Este inagotado camino de perfección «nos afecta a todos nosotros», a condición de que «la mirada de nuestro corazón» se dirija a la contemplación de la Sabiduría y de la Verdad, que es Jesucristo. Al predicar sobre el discurso de Jesús en Nazaret, cuando «en la sinagoga todos los ojos estaban fijos en él» (Lucas 4, 16-30), Orígenes parece que se dirige precisamente a nosotros: «También hoy, en esta asamblea, vuestros ojos pueden dirigirse al Salvador.
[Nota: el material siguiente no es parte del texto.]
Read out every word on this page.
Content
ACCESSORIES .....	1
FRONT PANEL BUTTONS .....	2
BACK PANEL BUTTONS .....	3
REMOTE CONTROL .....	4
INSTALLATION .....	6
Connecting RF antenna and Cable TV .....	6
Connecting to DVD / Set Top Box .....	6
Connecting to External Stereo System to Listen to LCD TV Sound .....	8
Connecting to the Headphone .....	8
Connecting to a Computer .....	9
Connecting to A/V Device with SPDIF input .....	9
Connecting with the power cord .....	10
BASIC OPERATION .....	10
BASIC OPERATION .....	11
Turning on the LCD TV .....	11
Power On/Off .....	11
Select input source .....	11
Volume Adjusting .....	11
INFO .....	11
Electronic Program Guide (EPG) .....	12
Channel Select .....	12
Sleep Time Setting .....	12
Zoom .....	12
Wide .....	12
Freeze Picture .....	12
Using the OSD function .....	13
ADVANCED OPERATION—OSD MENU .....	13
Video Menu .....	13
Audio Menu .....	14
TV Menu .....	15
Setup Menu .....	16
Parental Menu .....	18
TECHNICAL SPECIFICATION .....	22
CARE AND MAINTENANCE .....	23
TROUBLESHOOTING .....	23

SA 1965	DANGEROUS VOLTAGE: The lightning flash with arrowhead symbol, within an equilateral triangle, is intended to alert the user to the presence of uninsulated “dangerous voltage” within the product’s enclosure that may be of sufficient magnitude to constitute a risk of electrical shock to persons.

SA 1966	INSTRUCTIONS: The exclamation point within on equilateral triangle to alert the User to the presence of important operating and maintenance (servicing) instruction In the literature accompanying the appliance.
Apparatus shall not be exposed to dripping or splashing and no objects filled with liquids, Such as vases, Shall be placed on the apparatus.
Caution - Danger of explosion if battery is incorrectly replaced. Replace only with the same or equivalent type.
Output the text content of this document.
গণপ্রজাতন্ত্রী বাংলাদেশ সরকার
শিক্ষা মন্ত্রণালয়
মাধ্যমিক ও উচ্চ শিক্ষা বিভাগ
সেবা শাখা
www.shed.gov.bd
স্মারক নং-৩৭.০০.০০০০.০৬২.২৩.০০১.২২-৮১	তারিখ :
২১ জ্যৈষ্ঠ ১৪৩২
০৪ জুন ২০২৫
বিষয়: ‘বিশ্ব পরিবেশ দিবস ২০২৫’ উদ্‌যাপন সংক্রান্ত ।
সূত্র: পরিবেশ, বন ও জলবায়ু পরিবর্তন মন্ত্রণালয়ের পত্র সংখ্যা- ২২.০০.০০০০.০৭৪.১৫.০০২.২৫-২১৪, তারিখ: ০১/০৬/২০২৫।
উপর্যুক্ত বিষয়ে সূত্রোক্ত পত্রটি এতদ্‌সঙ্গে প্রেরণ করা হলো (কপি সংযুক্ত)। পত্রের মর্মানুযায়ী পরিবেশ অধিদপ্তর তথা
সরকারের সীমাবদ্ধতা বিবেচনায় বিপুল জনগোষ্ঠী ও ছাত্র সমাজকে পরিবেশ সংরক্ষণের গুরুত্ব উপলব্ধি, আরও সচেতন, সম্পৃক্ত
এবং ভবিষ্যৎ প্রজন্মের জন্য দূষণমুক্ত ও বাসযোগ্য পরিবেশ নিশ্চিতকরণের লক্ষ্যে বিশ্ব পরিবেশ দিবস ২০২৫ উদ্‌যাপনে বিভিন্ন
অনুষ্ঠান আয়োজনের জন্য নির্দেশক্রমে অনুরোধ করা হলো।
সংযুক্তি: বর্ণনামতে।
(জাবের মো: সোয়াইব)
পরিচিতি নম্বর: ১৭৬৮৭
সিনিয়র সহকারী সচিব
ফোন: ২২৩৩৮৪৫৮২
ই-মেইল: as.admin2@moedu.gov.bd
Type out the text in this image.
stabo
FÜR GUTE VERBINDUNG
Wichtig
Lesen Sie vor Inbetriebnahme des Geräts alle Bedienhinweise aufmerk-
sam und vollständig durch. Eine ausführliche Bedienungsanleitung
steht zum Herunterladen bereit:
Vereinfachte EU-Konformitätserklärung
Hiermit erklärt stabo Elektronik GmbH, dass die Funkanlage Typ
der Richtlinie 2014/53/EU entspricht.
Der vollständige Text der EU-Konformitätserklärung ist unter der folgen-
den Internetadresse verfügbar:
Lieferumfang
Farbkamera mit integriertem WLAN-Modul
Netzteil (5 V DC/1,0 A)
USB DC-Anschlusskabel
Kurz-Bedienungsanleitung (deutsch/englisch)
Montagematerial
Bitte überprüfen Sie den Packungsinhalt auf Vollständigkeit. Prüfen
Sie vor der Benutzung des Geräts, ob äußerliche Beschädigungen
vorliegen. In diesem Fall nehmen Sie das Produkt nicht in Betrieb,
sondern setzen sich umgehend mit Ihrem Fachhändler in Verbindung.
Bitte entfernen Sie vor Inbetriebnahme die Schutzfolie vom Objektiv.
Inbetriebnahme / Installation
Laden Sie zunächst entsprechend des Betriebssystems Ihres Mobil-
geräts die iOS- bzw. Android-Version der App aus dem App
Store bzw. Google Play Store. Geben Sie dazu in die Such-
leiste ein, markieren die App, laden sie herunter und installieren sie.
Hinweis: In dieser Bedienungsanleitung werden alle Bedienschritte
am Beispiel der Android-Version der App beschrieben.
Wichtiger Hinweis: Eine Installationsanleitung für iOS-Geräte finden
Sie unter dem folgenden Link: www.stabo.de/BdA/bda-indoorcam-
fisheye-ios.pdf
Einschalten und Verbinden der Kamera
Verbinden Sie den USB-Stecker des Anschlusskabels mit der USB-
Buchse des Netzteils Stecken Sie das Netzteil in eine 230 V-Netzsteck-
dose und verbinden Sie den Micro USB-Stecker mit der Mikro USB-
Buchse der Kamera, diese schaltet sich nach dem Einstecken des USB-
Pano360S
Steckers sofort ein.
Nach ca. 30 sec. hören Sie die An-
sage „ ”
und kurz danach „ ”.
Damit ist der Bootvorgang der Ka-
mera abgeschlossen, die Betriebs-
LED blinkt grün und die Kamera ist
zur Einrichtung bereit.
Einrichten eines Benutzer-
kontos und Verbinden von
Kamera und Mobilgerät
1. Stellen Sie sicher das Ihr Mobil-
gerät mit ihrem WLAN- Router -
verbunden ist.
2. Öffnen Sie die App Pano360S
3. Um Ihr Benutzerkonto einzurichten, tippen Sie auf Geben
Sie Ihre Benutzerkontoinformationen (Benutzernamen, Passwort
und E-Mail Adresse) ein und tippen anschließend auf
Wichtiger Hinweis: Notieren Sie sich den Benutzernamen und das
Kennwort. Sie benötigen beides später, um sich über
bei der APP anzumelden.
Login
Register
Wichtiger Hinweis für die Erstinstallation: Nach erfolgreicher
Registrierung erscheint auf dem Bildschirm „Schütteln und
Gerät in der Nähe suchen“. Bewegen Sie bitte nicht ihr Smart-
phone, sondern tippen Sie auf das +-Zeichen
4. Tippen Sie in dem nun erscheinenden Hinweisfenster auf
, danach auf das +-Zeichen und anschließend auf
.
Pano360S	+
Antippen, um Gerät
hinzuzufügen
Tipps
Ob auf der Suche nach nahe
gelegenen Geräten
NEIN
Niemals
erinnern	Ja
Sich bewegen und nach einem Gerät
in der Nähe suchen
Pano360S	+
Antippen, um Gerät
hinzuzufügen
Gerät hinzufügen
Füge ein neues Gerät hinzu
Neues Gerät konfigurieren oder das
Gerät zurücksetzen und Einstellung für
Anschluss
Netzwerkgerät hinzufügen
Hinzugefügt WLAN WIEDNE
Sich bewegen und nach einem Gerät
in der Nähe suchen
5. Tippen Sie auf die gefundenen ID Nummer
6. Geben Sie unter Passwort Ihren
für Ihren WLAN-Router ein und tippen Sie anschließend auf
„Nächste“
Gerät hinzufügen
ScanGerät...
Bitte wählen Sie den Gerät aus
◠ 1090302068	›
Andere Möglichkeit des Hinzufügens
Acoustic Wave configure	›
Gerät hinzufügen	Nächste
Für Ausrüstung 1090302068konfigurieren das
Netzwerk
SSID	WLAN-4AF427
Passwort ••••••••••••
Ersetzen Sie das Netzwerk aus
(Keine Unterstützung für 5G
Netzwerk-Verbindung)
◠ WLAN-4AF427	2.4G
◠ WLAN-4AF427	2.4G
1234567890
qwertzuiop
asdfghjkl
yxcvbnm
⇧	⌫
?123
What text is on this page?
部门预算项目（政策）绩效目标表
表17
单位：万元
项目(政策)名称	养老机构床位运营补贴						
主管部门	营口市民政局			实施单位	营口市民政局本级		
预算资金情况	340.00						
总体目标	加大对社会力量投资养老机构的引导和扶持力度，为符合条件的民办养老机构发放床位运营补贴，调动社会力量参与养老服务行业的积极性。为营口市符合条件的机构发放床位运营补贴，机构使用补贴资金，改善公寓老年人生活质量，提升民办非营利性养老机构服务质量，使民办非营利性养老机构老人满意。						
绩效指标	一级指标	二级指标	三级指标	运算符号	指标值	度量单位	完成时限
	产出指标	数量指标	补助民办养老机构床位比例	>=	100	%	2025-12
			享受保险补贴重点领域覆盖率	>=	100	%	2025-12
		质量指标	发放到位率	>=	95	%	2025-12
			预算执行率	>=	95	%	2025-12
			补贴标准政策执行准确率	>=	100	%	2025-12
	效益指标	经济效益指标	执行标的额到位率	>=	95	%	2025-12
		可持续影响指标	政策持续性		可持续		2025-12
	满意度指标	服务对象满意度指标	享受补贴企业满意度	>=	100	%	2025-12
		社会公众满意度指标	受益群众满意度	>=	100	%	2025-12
Cuando dirijas la mirada más profunda del corazón hacia la contemplación de la Sabiduría de la Verdad y del Hijo único de Dios, entonces tus ojos verán a Dios. ¡Bienaventurada es la asamblea de la que la Escritura dice que los ojos de todos estaban fijos en él! ¡Cuánto desearía que esta asamblea diera un testimonio así, que los ojos de todos, de los no bautizados y de los fieles, de las mujeres, de los hombres y de los muchachos --no los ojos del cuerpo, sino los del alma-- vieran a Jesús! … Sobre nosotros está impresa la luz de tu rostro, Señor, a quien pertenecen la gloria y la potencia por los siglos de los siglos. ¡Amén!» («Homilía sobre Lucas» 32, 6).
Resumiendo
Orígenes, en su tratado «Sobre la oración», afirma que para comprender las Escrituras es necesaria la intimidad con Cristo y la oración. En su «Carta a Gregorio» recomienda dedicarse a la lectura de las Escrituras divinas con perseverancia, buscando, con lealtad y fe inquebrantable, el sentido de las mismas. Pues, para comprender las cosas de Dios es absolutamente necesaria la oración.
Para Orígenes, el mayor conocimiento de Dios brota de la unión en el amor. Como el hombre y la mujer son «dos en una sola carne», así Dios y el creyente se hacen «dos en un mismo espíritu». De este modo, su oración alcanza los niveles más altos de la mística, como atestiguan sus «Homilías sobre el Cantar de los Cantares». En sus enseñanzas sobre la Iglesia y, en concreto, sobre el sacerdocio común de los fieles, Orígenes dice que la fe y el conocimiento de las Escrituras son condiciones indispensables para el ejercicio del sacerdocio universal y del ministerial. Una conducta íntegra, pero sobre todo la acogida y estudio de la Palabra divina, establecen una verdadera «jerarquía de la santidad» en el sacerdocio común de los cristianos. En la cumbre de este camino de perfección está el martirio.